Should i move house or ask to join in?
Ms.B.D.Eye, Norfolking Way, The Grumpians.

Dear Ms Eye.
If you want to join in then feel free. The sight of an extra hardy perennial should cultivate much interest at the next cuntry fete!
If, however, it is your desire to stop these up hill gardeners then the first thing to do is cut off their supplies.
Look out for the patch. Not the damp one, the cabbage patch. Steal all the cabbages under cover of darkness and sell them on to crackerjack. You'll soon have a lovely, shiny crackerjack pen to mount over your hearth.
Look for anything else that may sustain their perverted pleasures. Carrots, cucumbers, marrows, turnips. Make sure you empty out his spuds before he does. Very important for you and very impotent for him!
If you follow these simple ruled then they won't be finding any slugs or snail trails in their bed for a very long time!!
Planting his seed should be a thing of the past!
Dreary. x

Thursday, 24 January 2013

Dear Dreary.
I had to walk home last night in sub-zero temperatures after my car broke down.
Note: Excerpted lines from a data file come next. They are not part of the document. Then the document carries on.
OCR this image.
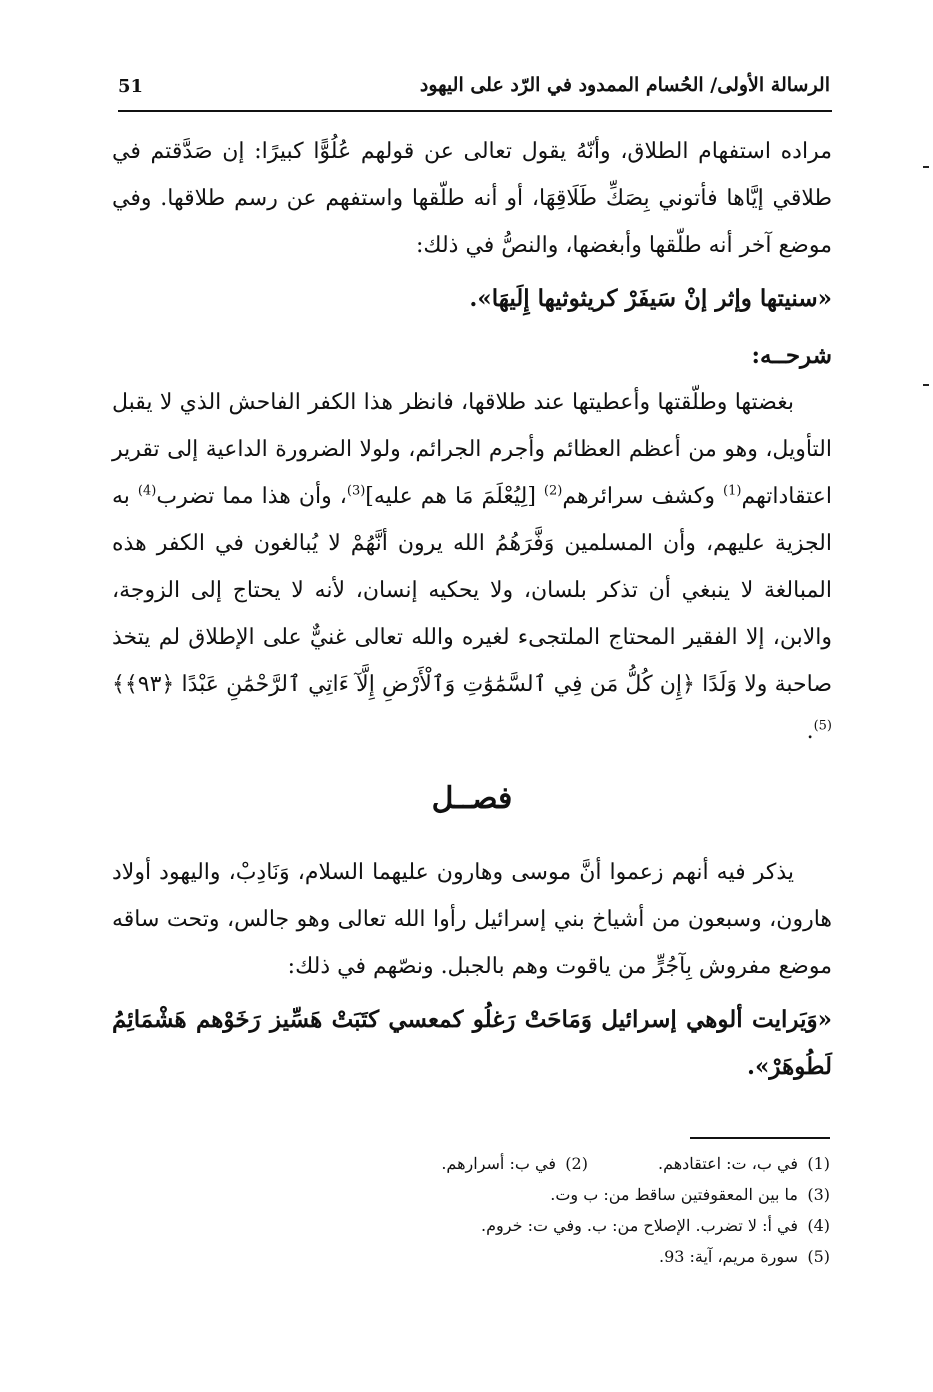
51	الرسالة الأولى/ الحُسام الممدود في الرّد على اليهود

مراده استفهام الطلاق، وأنّهُ يقول تعالى عن قولهم عُلُوًّا كبيرًا: إن صَدَّقتم في طلاقي إيَّاها فأتوني بِصَكِّ طَلَاقِهَا، أو أنه طلّقها واستفهم عن رسم طلاقها. وفي موضع آخر أنه طلّقها وأبغضها، والنصُّ في ذلك:

«سنيتها وإثر إنْ سَيفَرْ كريثوثيها إِلَيهَا».

شرحــه:

بغضتها وطلّقتها وأعطيتها عند طلاقها، فانظر هذا الكفر الفاحش الذي لا يقبل التأويل، وهو من أعظم العظائم وأجرم الجرائم، ولولا الضرورة الداعية إلى تقرير اعتقاداتهم$^{(1)}$ وكشف سرائرهم$^{(2)}$ [لِيُعْلَمَ مَا هم عليه]$^{(3)}$، وأن هذا مما تضرب$^{(4)}$ به الجزية عليهم، وأن المسلمين وَفَّرَهُمُ الله يرون أنَّهُمْ لا يُبالغون في الكفر هذه المبالغة لا ينبغي أن تذكر بلسان، ولا يحكيه إنسان، لأنه لا يحتاج إلى الزوجة، والابن، إلا الفقير المحتاج الملتجىء لغيره والله تعالى غنيٌّ على الإطلاق لم يتخذ صاحبة ولا وَلَدًا ﴿إِن كُلُّ مَن فِي ٱلسَّمَٰوَٰتِ وَٱلْأَرْضِ إِلَّآ ءَاتِي ٱلرَّحْمَٰنِ عَبْدًا ﴿٩٣﴾﴾$^{(5)}$.

فصــل

يذكر فيه أنهم زعموا أنَّ موسى وهارون عليهما السلام، وَنَادِبْ، واليهود أولاد هارون، وسبعون من أشياخ بني إسرائيل رأوا الله تعالى وهو جالس، وتحت ساقه موضع مفروش بِآجُرٍّ من ياقوت وهم بالجبل. ونصّهم في ذلك:

«وَيَرايت ألوهي إسرائيل وَمَاحَتْ رَغلُو كمعسي كتَبَتْ هَسِّيز رَخَوْهم هَشْمَائِمُ لَطُوهَرْ».

(1)في ب، ت: اعتقادهم.(2)في ب: أسرارهم.
(3)ما بين المعقوفتين ساقط من: ب وت.
(4)في أ: لا تضرب. الإصلاح من: ب. وفي ت: خروم.
(5)سورة مريم، آية: 93.
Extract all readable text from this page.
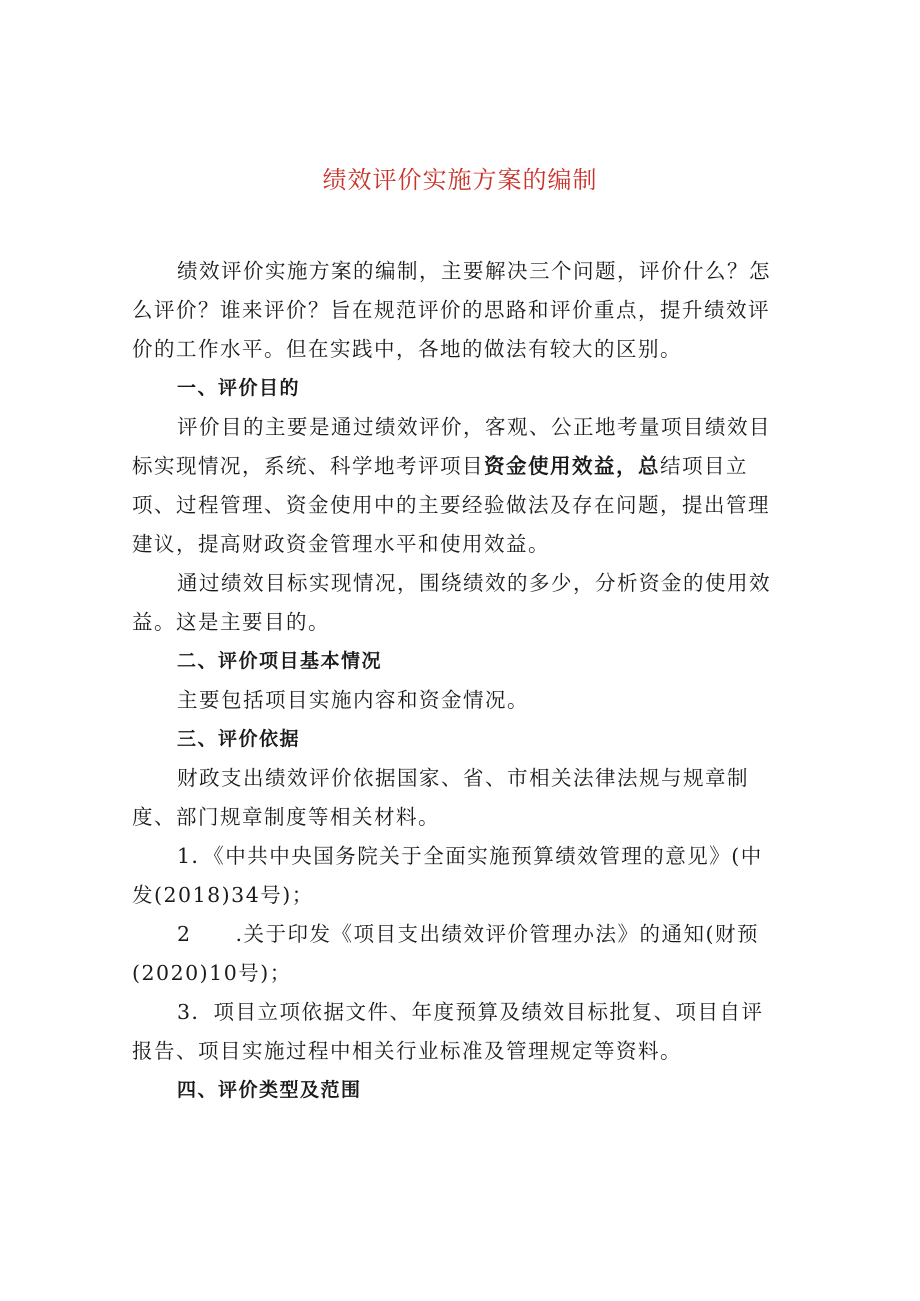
绩效评价实施方案的编制

绩效评价实施方案的编制，主要解决三个问题，评价什么？怎么评价？谁来评价？旨在规范评价的思路和评价重点，提升绩效评价的工作水平。但在实践中，各地的做法有较大的区别。

一、评价目的

评价目的主要是通过绩效评价，客观、公正地考量项目绩效目标实现情况，系统、科学地考评项目资金使用效益，总结项目立项、过程管理、资金使用中的主要经验做法及存在问题，提出管理建议，提高财政资金管理水平和使用效益。

通过绩效目标实现情况，围绕绩效的多少，分析资金的使用效益。这是主要目的。

二、评价项目基本情况

主要包括项目实施内容和资金情况。

三、评价依据

财政支出绩效评价依据国家、省、市相关法律法规与规章制度、部门规章制度等相关材料。

1．《中共中央国务院关于全面实施预算绩效管理的意见》(中发(2018)34号)；

2　　.关于印发《项目支出绩效评价管理办法》的通知(财预(2020)10号)；

3．项目立项依据文件、年度预算及绩效目标批复、项目自评报告、项目实施过程中相关行业标准及管理规定等资料。

四、评价类型及范围
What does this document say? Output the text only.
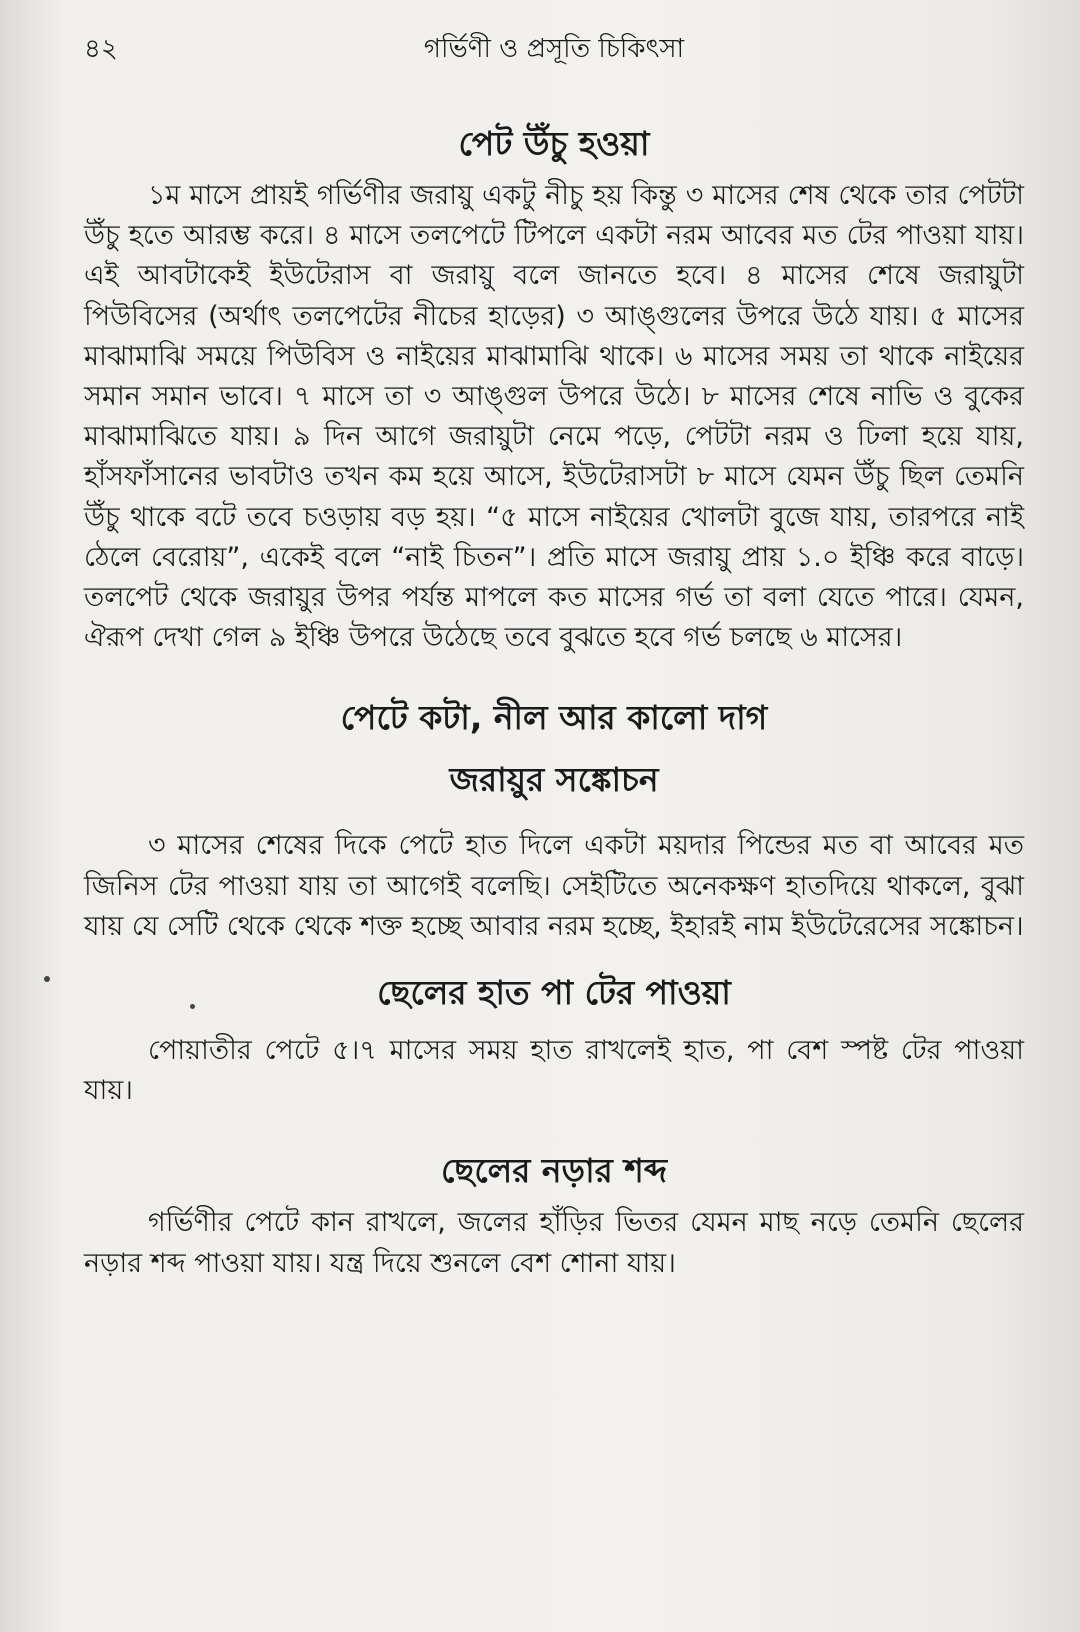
৪২	গর্ভিণী ও প্রসূতি চিকিৎসা
পেট উঁচু হওয়া

১ম মাসে প্রায়ই গর্ভিণীর জরায়ু একটু নীচু হয় কিন্তু ৩ মাসের শেষ থেকে তার পেটটা উঁচু হতে আরম্ভ করে। ৪ মাসে তলপেটে টিপলে একটা নরম আবের মত টের পাওয়া যায়। এই আবটাকেই ইউটেরাস বা জরায়ু বলে জানতে হবে। ৪ মাসের শেষে জরায়ুটা পিউবিসের (অর্থাৎ তলপেটের নীচের হাড়ের) ৩ আঙ্গুলের উপরে উঠে যায়। ৫ মাসের মাঝামাঝি সময়ে পিউবিস ও নাইয়ের মাঝামাঝি থাকে। ৬ মাসের সময় তা থাকে নাইয়ের সমান সমান ভাবে। ৭ মাসে তা ৩ আঙ্গুল উপরে উঠে। ৮ মাসের শেষে নাভি ও বুকের মাঝামাঝিতে যায়। ৯ দিন আগে জরায়ুটা নেমে পড়ে, পেটটা নরম ও ঢিলা হয়ে যায়, হাঁসফাঁসানের ভাবটাও তখন কম হয়ে আসে, ইউটেরাসটা ৮ মাসে যেমন উঁচু ছিল তেমনি উঁচু থাকে বটে তবে চওড়ায় বড় হয়। “৫ মাসে নাইয়ের খোলটা বুজে যায়, তারপরে নাই ঠেলে বেরোয়”, একেই বলে “নাই চিতন”। প্রতি মাসে জরায়ু প্রায় ১.০ ইঞ্চি করে বাড়ে। তলপেট থেকে জরায়ুর উপর পর্যন্ত মাপলে কত মাসের গর্ভ তা বলা যেতে পারে। যেমন, ঐরূপ দেখা গেল ৯ ইঞ্চি উপরে উঠেছে তবে বুঝতে হবে গর্ভ চলছে ৬ মাসের।

পেটে কটা, নীল আর কালো দাগ
জরায়ুর সঙ্কোচন

৩ মাসের শেষের দিকে পেটে হাত দিলে একটা ময়দার পিন্ডের মত বা আবের মত জিনিস টের পাওয়া যায় তা আগেই বলেছি। সেইটিতে অনেকক্ষণ হাতদিয়ে থাকলে, বুঝা যায় যে সেটি থেকে থেকে শক্ত হচ্ছে আবার নরম হচ্ছে, ইহারই নাম ইউটেরেসের সঙ্কোচন।

ছেলের হাত পা টের পাওয়া

পোয়াতীর পেটে ৫।৭ মাসের সময় হাত রাখলেই হাত, পা বেশ স্পষ্ট টের পাওয়া যায়।

ছেলের নড়ার শব্দ

গর্ভিণীর পেটে কান রাখলে, জলের হাঁড়ির ভিতর যেমন মাছ নড়ে তেমনি ছেলের নড়ার শব্দ পাওয়া যায়। যন্ত্র দিয়ে শুনলে বেশ শোনা যায়।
I walked for several miles and got seriously cold, at one point having to relieve myself as i walked. When i finally got home, i noticed icicles on my testicles! In a moment's blind panic I stupidly pulled them off. My screams were heard halfway down the street and i passed out. When i woke, i was left with two handfulls of melted ice, mixed with patches of hairy, pimply skin, and a feeling that i had been kicked in the scrotum by the entire field of last years Grand National. When i finally summoned up the courage to glance down at my groin, the damage was obvious. It
looked like two neglected onion sacks, each with a bruised, skinned onion popping out, red and wrinkled in the daylight. Fortunately i had a bag of satsumas in the house, so i tied the ends of the bag to my braces and rigged up a kind a hammock device to prevent the little blighters from making an unscheduled appearance. The ups
hot of it all is my doc recommended a plastic surgeon. After much painful prodding and poking (and, i'm sure, a little giggling), he decided i needed two skin grafts. He said in order to maintain as much sensitivity as possible, the skin would be taken from my neck. The operation went well and the bollocks are now pretty much back to normal. The only problem is that they itch like merry hell, and every other day they become stubbly and require shaving. This is very time consuming and much care is required. My missus won't go anywhere near them until i've shaved so i perform this task regularly, but they are red raw. Can you recommend a suitable soothing lotion? The little bastards are driving me mad.
Yours, Ivan Astibollokich.
"Two Acres", Groin Upon Tweed.

Dear Ivan.
I've seen your missus. You should have got a skin graft from her face, she looks like a hairy bollock!
Mind you, have you seen her stubble? You'd have had to have shaven back to your pubic bone twice daily.
She's a proper ugly cow! I always fancied you at school and you only had eyes for Jennifer Rhino Atkinson, bloody trollop!
Never mind a skin graft,
I'd have kissed them better. I still could if you'd let me? It'd be like kissing that bitch I suppose!
Forget it! May I recommend dipping your testicles in a bag of salt.